Crackle is a faux painting process often used to decorate old furniture in need of a new finish because of damage or age. The effect resembles cracking paint and usually includes a contrasting color underneath that is exposed by the cracks in the topcoat. This finish may also be used on surfaces like bare wood or brick with a clear base coat instead of paint to expose the natural beauty underneath. You can add a crackle finish like this to any paint-able surface, but because it can be a very busy effect, it's usually not done on large spaces like walls.
There are three steps to creating a crackle paint finish: application of a base coat of paint, followed by a coat of crackle medium, and finished with the application of a topcoat of paint. For the base coat choose a color that will accent and contrast with the top finish color. In the example pictured at right we use a deep rose color base to contrast with the white topcoat.

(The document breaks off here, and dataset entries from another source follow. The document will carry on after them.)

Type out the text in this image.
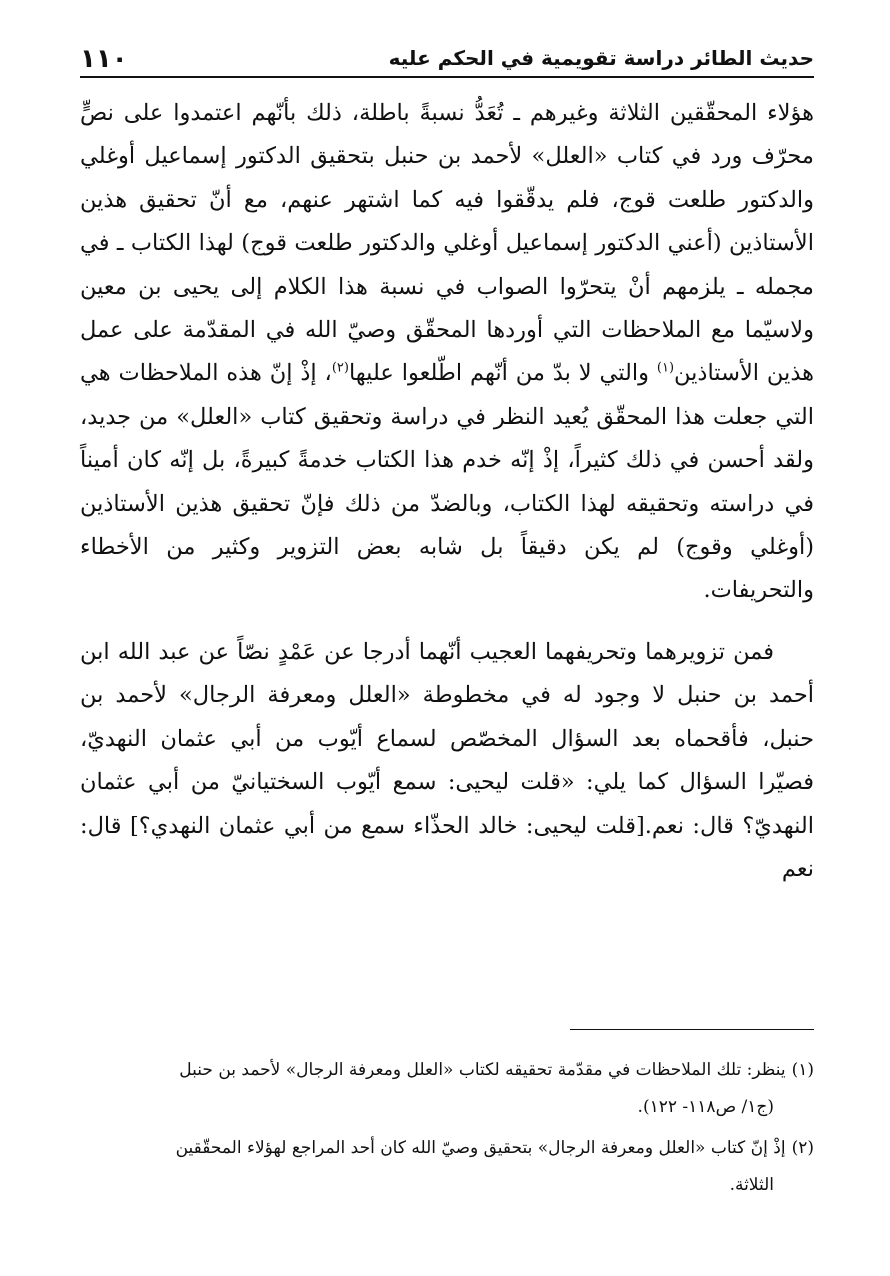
حديث الطائر دراسة تقويمية في الحكم عليه
١١٠

هؤلاء المحقّقين الثلاثة وغيرهم ـ تُعَدُّ نسبةً باطلة، ذلك بأنّهم اعتمدوا على نصٍّ محرّف ورد في كتاب «العلل» لأحمد بن حنبل بتحقيق الدكتور إسماعيل أوغلي والدكتور طلعت قوج، فلم يدقّقوا فيه كما اشتهر عنهم، مع أنّ تحقيق هذين الأستاذين (أعني الدكتور إسماعيل أوغلي والدكتور طلعت قوج) لهذا الكتاب ـ في مجمله ـ يلزمهم أنْ يتحرّوا الصواب في نسبة هذا الكلام إلى يحيى بن معين ولاسيّما مع الملاحظات التي أوردها المحقّق وصيّ الله في المقدّمة على عمل هذين الأستاذين$^{(١)}$ والتي لا بدّ من أنّهم اطّلعوا عليها$^{(٢)}$، إذْ إنّ هذه الملاحظات هي التي جعلت هذا المحقّق يُعيد النظر في دراسة وتحقيق كتاب «العلل» من جديد، ولقد أحسن في ذلك كثيراً، إذْ إنّه خدم هذا الكتاب خدمةً كبيرةً، بل إنّه كان أميناً في دراسته وتحقيقه لهذا الكتاب، وبالضدّ من ذلك فإنّ تحقيق هذين الأستاذين (أوغلي وقوج) لم يكن دقيقاً بل شابه بعض التزوير وكثير من الأخطاء والتحريفات.

فمن تزويرهما وتحريفهما العجيب أنّهما أدرجا عن عَمْدٍ نصّاً عن عبد الله ابن أحمد بن حنبل لا وجود له في مخطوطة «العلل ومعرفة الرجال» لأحمد بن حنبل، فأقحماه بعد السؤال المخصّص لسماع أيّوب من أبي عثمان النهديّ، فصيّرا السؤال كما يلي: «قلت ليحيى: سمع أيّوب السختيانيّ من أبي عثمان النهديّ؟ قال: نعم.[قلت ليحيى: خالد الحذّاء سمع من أبي عثمان النهدي؟] قال: نعم

(١)ينظر: تلك الملاحظات في مقدّمة تحقيقه لكتاب «العلل ومعرفة الرجال» لأحمد بن حنبل
(ج١/ ص١١٨- ١٢٢).
(٢)إذْ إنّ كتاب «العلل ومعرفة الرجال» بتحقيق وصيّ الله كان أحد المراجع لهؤلاء المحقّقين
الثلاثة.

Between the two paint coats a crackle medium is applied. The medium can be a specially made product for creating crackle finishes or it can be liquid hide glue, this glue has long been used to create cracked paint effects. When the glue is completely dry the topcoat of paint goes on and as it's applied it will begin to separate from itself, exposing the surface color underneath.
You can choose any color combination you find appealing for this project, but if you need a little inspiration a chart from a paint supplier can be helpful in finding colors that play well together. If you want a little pop in the finish try a metallic base paint or a very shiny finish like high-gloss paint to contrast with the topcoat.
To set off different features of the piece, base coat small parts like drawer handles, but don't apply the crackle medium or topcoat. When you're done and you reassemble the piece, these parts will compliment the overall look and tie the whole thing together nicely.
We recommend you use liquid hide glue as your crackle medium to get consistent cracks in the finish, some specially made mediums may not work as well to create an even effect. When using hide glue, either latex or alkyd paint can be used for both the base and finish coats. If you choose to use another medium, check the container label for the recommended compatible paint coatings.
Always buy all the paint you will need for this project at one time, it may be impossible to get the exact color mixed again if you need more. For an average sized piece of furniture like a dresser, a quart of paint will usually be enough, but if you're making a radical change to the color, you may need more for multiple coats so it may be best to buy a gallon.
Prepare the piece, doing any repairs and priming first and then apply a base coat of paint. For a list of preparation procedures for most surfaces see this link. If your project is directly adjacent to other surfaces not to be crackled, you will want to mask them using painter's masking tape. Use multiple strips of tape to create a 3 inch barrier on all surrounding surfaces.
With furniture projects, disassemble the piece as much as possible by removing drawers, doors, handles, etc. Paint your project with the base coating and allow it to dry for 24 hours or more. Be sure to give the paint plenty of time to dry before proceeding with the glue coat. If it's too soft the application of the thick hide glue will loosen the paint film and cause it to sag and wrinkle.
If the existing paint surface is sound and you like the color, you can skip the preparation and base coating processes and start with the application of the crackle medium.
Apply a thick coat of the crackle medium using a brush or roller, the thicker the application the larger the cracks will be in the finish. Use a sausage roller to coat large area and a paint brush for smaller features.
Coat the project in logical sections, for example, coat all rails and stiles before moving to the drawer fronts, side panels and top. Finish each section completely before moving to the next.
Allow the crackle medium to dry thoroughly before continuing with the topcoat. Liquid hide glue can take 24 hours or more to dry depending on the surrounding temperature and humidity. As a rule specially made mediums will dry much faster than natural glue, check the label for this information.
Be sure the glue coat is completely dry. This can take 2 or 3 days with hide glue, a specially made crackle medium will usually dry overnight. And then apply the topcoat of paint, again, working in logical sections. Use a brush for smaller features and then roll the larger areas. Avoid overlapping the paint where two sections meet while you work to prevent disturbing the cracking process.
Start the topcoat by brushing all the rails, and then doing all the stiles. Next use a roller to do the side panels and the top, finish by rolling the drawer fronts and any other large parts.
If you want large cracks in the finish, use a very thick coat of paint here. If you want small, fine cracks use a thinner paint coat. Avoid brushing or rolling back over the paint more than once or twice, the cracking will begin almost immediately and the effect will be ruined if the surface is disturbed during this process.
Avoid an extremely thick topcoat on vertical surfaces where the paint will tend to sag and run. If sagging occurs, immediately wipe the paint off with an absorbent rag soaked with the proper solvent. Don't wipe too hard with the wet rag to avoid disturbing the crackle medium underneath. If the medium rubs off, apply another coat to the bare spot and let it dry before starting with the topcoat again.
Don't touch the finish until it has dried completely. After about 24 hours you can handle the piece and apply a clear coat to protect the surface if you want to. If your project is an item that will be handled frequently, a clear shellac or varnish is a good idea to help preserve your work.